20 février 2006
En plein sfumato
Une folie argumentée, des rails à perte de vue tandis que des passagers pourrissent sur place ou traversent imprudemment ces voies réputées impénétrables. Pas si loin que ça on brûle d'amour dans le clair-obscur de la gare du réel ; Coïts ininterrompus à l’ombre d’un panneau cliquetant les retards. Le charme des compartiments s’estompent à l’heure exacte des open-spaces. Oui, il y a une vraie nostalgie de la suie et de la sueur du bébé mécanique, qui est passé du stade analogique au numérique, puisqu’il n’a plus de bouche.

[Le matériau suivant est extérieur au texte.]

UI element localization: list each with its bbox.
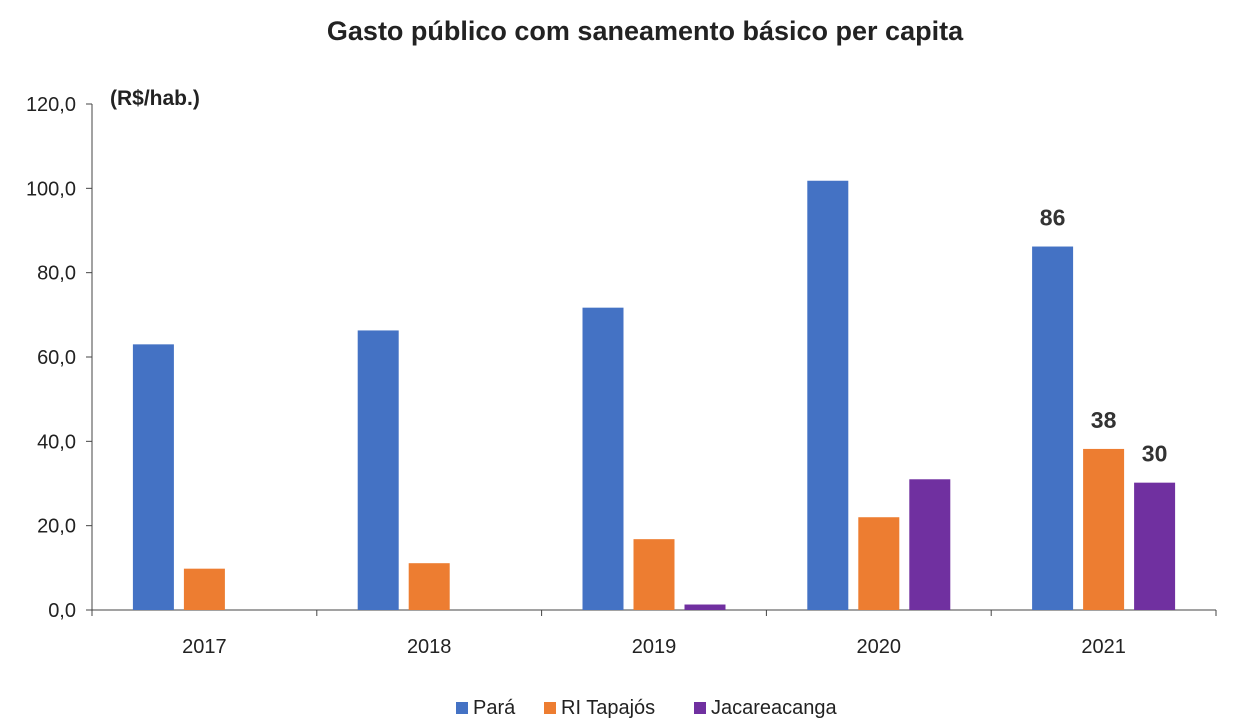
y-tick-label: 80,0 — [37, 263, 76, 285]
bar-2018-1 — [408, 563, 450, 610]
x-tick-label: 2020 — [857, 636, 902, 658]
data-label: 86 — [1040, 205, 1066, 231]
bar-2021-1 — [1083, 448, 1125, 610]
y-tick-label: 60,0 — [37, 347, 76, 369]
bar-2018-0 — [357, 330, 399, 610]
legend-swatch — [456, 702, 468, 714]
bar-2019-2 — [684, 604, 726, 610]
y-tick-label: 40,0 — [37, 431, 76, 453]
bar-2020-1 — [858, 517, 900, 610]
bar-2020-0 — [807, 180, 849, 610]
legend-label: Jacareacanga — [711, 697, 838, 719]
bar-2017-1 — [183, 568, 225, 610]
chart-title: Gasto público com saneamento básico per … — [327, 16, 964, 46]
x-axis: 2017 2018 2019 2020 2021 — [91, 609, 1217, 658]
y-axis: 0,0 20,0 40,0 60,0 80,0 100,0 120,0 — [26, 94, 93, 622]
y-tick-label: 120,0 — [26, 94, 76, 116]
bar-2019-1 — [633, 539, 675, 610]
bar-2020-2 — [909, 479, 951, 610]
legend-swatch — [544, 702, 556, 714]
bar-2019-0 — [582, 307, 624, 610]
legend-swatch — [694, 702, 706, 714]
x-tick-label: 2019 — [632, 636, 677, 658]
x-tick-label: 2021 — [1081, 636, 1126, 658]
bars — [132, 180, 1176, 611]
legend-label: Pará — [473, 697, 516, 719]
legend: Pará RI Tapajós Jacareacanga — [456, 697, 838, 719]
unit-label: (R$/hab.) — [110, 87, 200, 110]
data-label: 30 — [1142, 441, 1168, 467]
y-tick-label: 100,0 — [26, 178, 76, 200]
bar-2021-2 — [1134, 482, 1176, 610]
bar-2021-0 — [1032, 246, 1074, 611]
x-tick-label: 2017 — [182, 636, 227, 658]
data-label: 38 — [1091, 407, 1117, 433]
y-tick-label: 20,0 — [37, 516, 76, 538]
y-tick-label: 0,0 — [48, 600, 76, 622]
bar-2017-0 — [132, 344, 174, 610]
x-tick-label: 2018 — [407, 636, 452, 658]
legend-label: RI Tapajós — [561, 697, 655, 719]
data-labels: 86 38 30 — [1040, 205, 1168, 467]
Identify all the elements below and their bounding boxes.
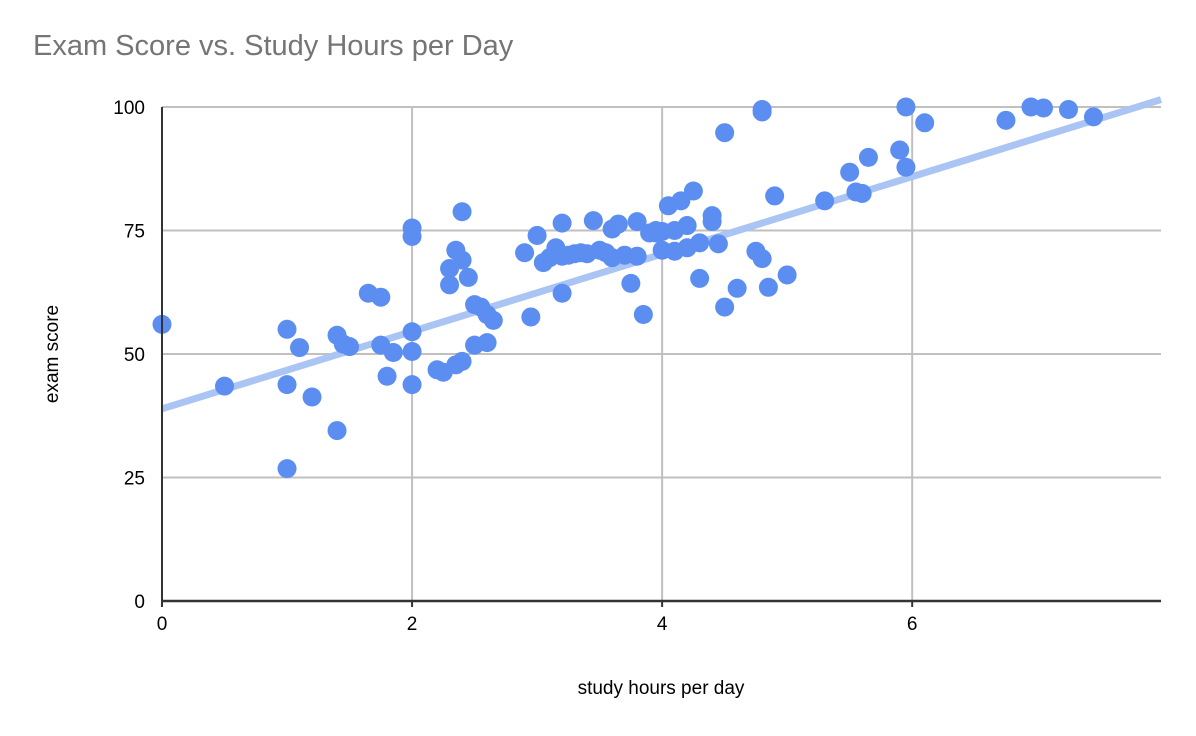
data-point[interactable]	[371, 287, 391, 307]
x-tick-label: 0	[157, 614, 168, 635]
data-point[interactable]	[715, 297, 735, 317]
data-point[interactable]	[777, 265, 797, 285]
data-point[interactable]	[858, 147, 878, 167]
data-point[interactable]	[896, 97, 916, 117]
data-point[interactable]	[552, 213, 572, 233]
data-point[interactable]	[290, 338, 310, 358]
data-point[interactable]	[440, 275, 460, 295]
data-point[interactable]	[896, 157, 916, 177]
data-point[interactable]	[277, 375, 297, 395]
data-point[interactable]	[483, 310, 503, 330]
data-point[interactable]	[752, 102, 772, 122]
data-point[interactable]	[477, 333, 497, 353]
data-point[interactable]	[890, 140, 910, 160]
data-point[interactable]	[852, 183, 872, 203]
data-point[interactable]	[1033, 98, 1053, 118]
data-point[interactable]	[402, 375, 422, 395]
data-point[interactable]	[621, 273, 641, 293]
data-point[interactable]	[521, 307, 541, 327]
data-point[interactable]	[758, 277, 778, 297]
data-point[interactable]	[677, 216, 697, 236]
data-point[interactable]	[765, 186, 785, 206]
data-point[interactable]	[996, 110, 1016, 130]
data-point[interactable]	[302, 387, 322, 407]
data-point[interactable]	[627, 212, 647, 232]
data-point[interactable]	[377, 366, 397, 386]
y-tick-labels-group: 0 25 50 75 100	[113, 98, 145, 613]
data-point[interactable]	[327, 421, 347, 441]
data-point[interactable]	[277, 459, 297, 479]
data-point[interactable]	[702, 212, 722, 232]
y-tick-label: 25	[124, 469, 145, 490]
data-point[interactable]	[690, 268, 710, 288]
data-point[interactable]	[552, 283, 572, 303]
y-tick-label: 100	[113, 98, 145, 119]
x-tick-label: 6	[907, 614, 918, 635]
data-points-group	[152, 97, 1103, 479]
gridlines-group	[162, 106, 1161, 602]
data-point[interactable]	[452, 202, 472, 222]
data-point[interactable]	[815, 191, 835, 211]
x-tick-label: 2	[407, 614, 418, 635]
data-point[interactable]	[277, 319, 297, 339]
data-point[interactable]	[727, 278, 747, 298]
data-point[interactable]	[1083, 107, 1103, 127]
data-point[interactable]	[402, 226, 422, 246]
data-point[interactable]	[1058, 99, 1078, 119]
data-point[interactable]	[402, 342, 422, 362]
data-point[interactable]	[383, 343, 403, 363]
data-point[interactable]	[840, 162, 860, 182]
chart-title: Exam Score vs. Study Hours per Day	[33, 30, 514, 62]
y-tick-label: 75	[124, 222, 145, 243]
data-point[interactable]	[402, 322, 422, 342]
data-point[interactable]	[715, 123, 735, 143]
data-point[interactable]	[690, 233, 710, 253]
x-tick-labels-group: 0 2 4 6	[157, 601, 918, 635]
data-point[interactable]	[458, 267, 478, 287]
data-point[interactable]	[627, 246, 647, 266]
data-point[interactable]	[215, 376, 235, 396]
data-point[interactable]	[683, 181, 703, 201]
data-point[interactable]	[608, 214, 628, 234]
data-point[interactable]	[915, 113, 935, 133]
data-point[interactable]	[752, 249, 772, 269]
data-point[interactable]	[708, 234, 728, 254]
data-point[interactable]	[515, 243, 535, 263]
y-tick-label: 0	[134, 592, 145, 613]
x-tick-label: 4	[657, 614, 668, 635]
data-point[interactable]	[452, 250, 472, 270]
data-point[interactable]	[527, 225, 547, 245]
y-tick-label: 50	[124, 345, 145, 366]
data-point[interactable]	[583, 211, 603, 231]
data-point[interactable]	[452, 351, 472, 371]
data-point[interactable]	[340, 337, 360, 357]
x-axis-title: study hours per day	[578, 678, 745, 699]
y-axis-title: exam score	[42, 305, 63, 403]
data-point[interactable]	[633, 304, 653, 324]
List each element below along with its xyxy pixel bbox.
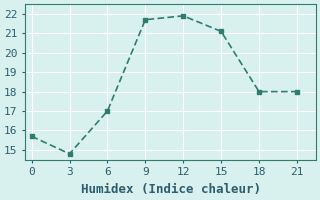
X-axis label: Humidex (Indice chaleur): Humidex (Indice chaleur): [81, 183, 260, 196]
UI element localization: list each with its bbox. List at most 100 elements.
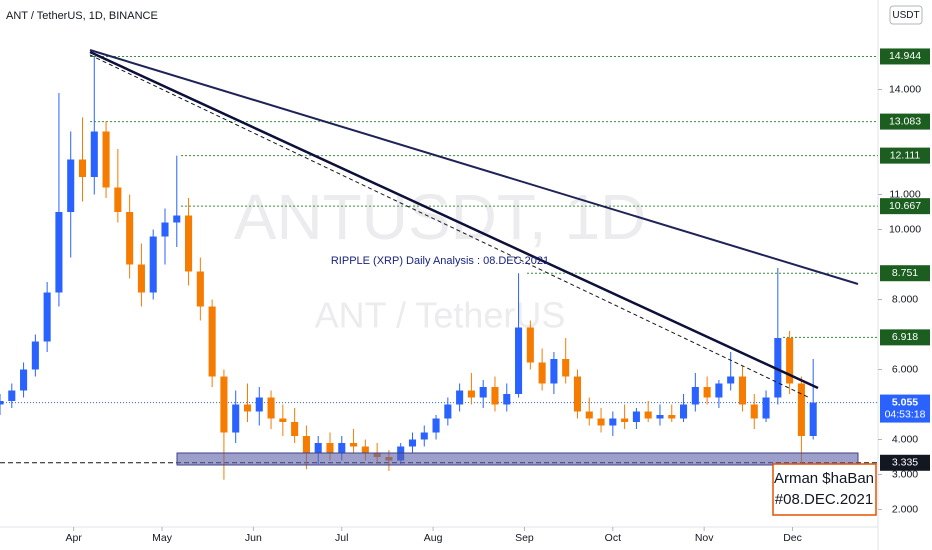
candle-body [562,359,570,377]
candle-body [8,390,16,401]
annotation: RIPPLE (XRP) Daily Analysis : 08.DEC.202… [331,255,549,267]
candle-body [185,215,193,272]
candle-body [585,411,593,419]
candle-body [444,404,452,419]
candle-body [114,187,122,212]
candle-body [809,402,817,436]
level-label-box [880,147,930,164]
support-label: 3.335 [892,457,918,469]
candle-body [786,338,794,384]
candle-body [0,401,4,405]
candle-body [350,443,358,447]
candle-body [243,404,252,412]
candle-body [715,383,723,398]
candle-body [526,327,534,363]
candle-body [656,415,664,419]
candle-body [361,446,369,454]
signature-box [772,463,877,516]
candle-body [291,422,299,436]
candle-body [597,418,605,426]
candle-body [621,418,629,422]
candle-body [232,404,240,433]
x-tick-label: Sep [515,532,534,544]
candle-body [102,131,110,188]
level-label: 6.918 [892,331,918,343]
candle-body [750,404,758,419]
level-label-box [880,48,930,65]
candle-body [467,390,475,398]
watermark: ANTUSDT, 1D [234,181,647,253]
candle-body [302,436,310,454]
trend-line [89,50,819,390]
candle-body [78,159,87,177]
candle-body [279,418,287,422]
candle-body [738,376,747,405]
candle-body [703,387,711,398]
countdown: 04:53:18 [885,408,926,420]
y-tick-label: 3.000 [892,468,918,480]
signature-name: Arman $haBan [774,470,874,487]
candle-body [538,362,546,384]
support-zone [176,452,859,466]
candle-body [43,292,51,342]
candle-body [220,376,228,433]
last-price-label: 5.055 [892,396,918,408]
y-tick-label: 2.000 [892,503,918,515]
level-label: 12.111 [890,149,921,161]
y-tick-label: 11.000 [889,188,920,200]
candle-body [762,397,770,419]
candle-body [668,415,676,419]
y-tick-label: 10.000 [889,223,921,235]
candle-body [255,397,263,412]
candle-body [149,236,157,293]
signature-date: #08.DEC.2021 [775,491,873,508]
currency-box[interactable] [889,5,923,25]
candle-body [326,443,334,454]
candle-body [208,306,216,377]
level-label: 8.751 [892,267,918,279]
candle-body [573,376,582,412]
y-tick-label: 4.000 [892,433,918,445]
x-tick-label: Jul [335,532,348,544]
candle-body [644,411,652,419]
x-tick-label: Dec [783,532,802,544]
x-tick-label: Apr [65,532,82,544]
candle-body [774,338,782,398]
support-label-box [880,454,930,471]
candle-body [550,359,558,384]
candle-body [680,404,688,419]
x-tick-label: Jun [245,532,262,544]
candle-body [31,341,39,370]
candle-body [691,387,699,405]
candle-body [90,131,98,177]
x-tick-label: Nov [695,532,714,544]
level-label: 14.944 [889,50,921,62]
candle-body [314,443,322,454]
level-label-box [880,329,930,346]
currency[interactable]: USDT [892,10,919,21]
candle-body [797,383,805,436]
level-label: 10.667 [889,200,921,212]
level-label-box [880,113,930,130]
candle-body [20,369,28,391]
level-label-box [880,198,930,215]
last-price-box [880,394,930,423]
candle-body [267,397,275,419]
candle-body [491,387,499,405]
y-tick-label: 14.000 [889,83,921,95]
candle-body [137,264,145,293]
watermark-sub: ANT / TetherUS [315,295,566,336]
candle-body [126,212,134,265]
trend-line [89,49,859,285]
x-tick-label: Aug [424,532,443,544]
y-tick-label: 8.000 [892,293,918,305]
x-tick-label: Oct [605,532,621,544]
y-tick-label: 6.000 [892,363,918,375]
candle-body [515,327,523,394]
x-tick-label: May [152,532,173,544]
candle-body [173,215,181,223]
level-label: 13.083 [889,115,921,127]
chart-title: ANT / TetherUS, 1D, BINANCE [6,10,158,22]
candle-body [55,212,63,293]
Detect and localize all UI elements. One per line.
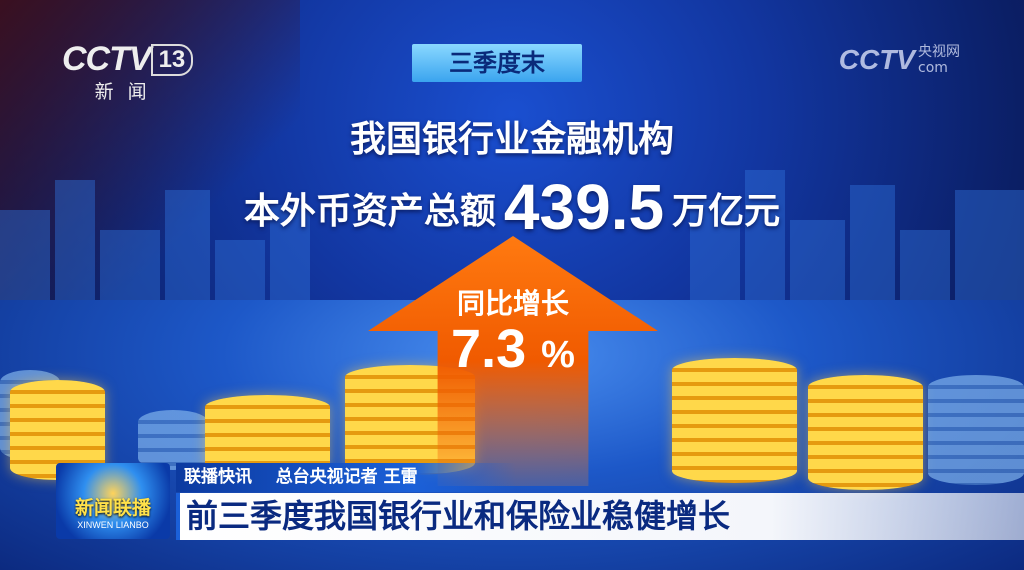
- headline-line2: 本外币资产总额 439.5 万亿元: [243, 171, 781, 243]
- coin-stack: [928, 375, 1024, 485]
- coin-stack: [138, 410, 208, 470]
- growth-value: 7.3 %: [451, 319, 575, 379]
- growth-label: 同比增长: [456, 287, 569, 320]
- headline-line1: 我国银行业金融机构: [349, 119, 674, 160]
- period-tag: 三季度末: [412, 44, 582, 82]
- cctv-com-watermark: CCTV 央视网 com: [838, 44, 960, 76]
- coin-stack: [808, 375, 923, 490]
- program-logo: 新闻联播 XINWEN LIANBO: [56, 463, 170, 539]
- asset-value: 439.5: [503, 171, 665, 243]
- coin-stack: [672, 358, 797, 483]
- segment-bar: 联播快讯 总台央视记者 王雷: [176, 463, 516, 492]
- news-headline: 前三季度我国银行业和保险业稳健增长: [176, 493, 1024, 540]
- background-glow: [0, 0, 300, 300]
- cctv13-logo: CCTV 13 新闻: [62, 40, 194, 104]
- coin-stack: [205, 395, 330, 475]
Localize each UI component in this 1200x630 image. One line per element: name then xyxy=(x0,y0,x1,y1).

Dominique Autié : Locographies
18:35 Lien permanent | Commentaires (6) | Envoyer cette note





Commentaires
Je penserai spécialement à vous en arpentant la gare du Transsibérien
Écrit par : selian | 20 février 2006
Faîtes moi de belles photos, Preux Selian !
Écrit par : Lambert Saint-Paul | 21 février 2006
Chiche?
Écrit par : selian | 21 février 2006
Bien entendu !
Écrit par : Lambert Saint-Paul | 22 février 2006
Bon, je prépare mes malles
Écrit par : selian | 22 février 2006
Oui, bon, d'autre part, je suis sûr que le voyage de bout en bout en Transsibérien est très, très ennuyeux.
J'ai passé trente-six heures dans un train entre Chongqing et Xian (les avions se cassant la figure), et on s'en lasse vite.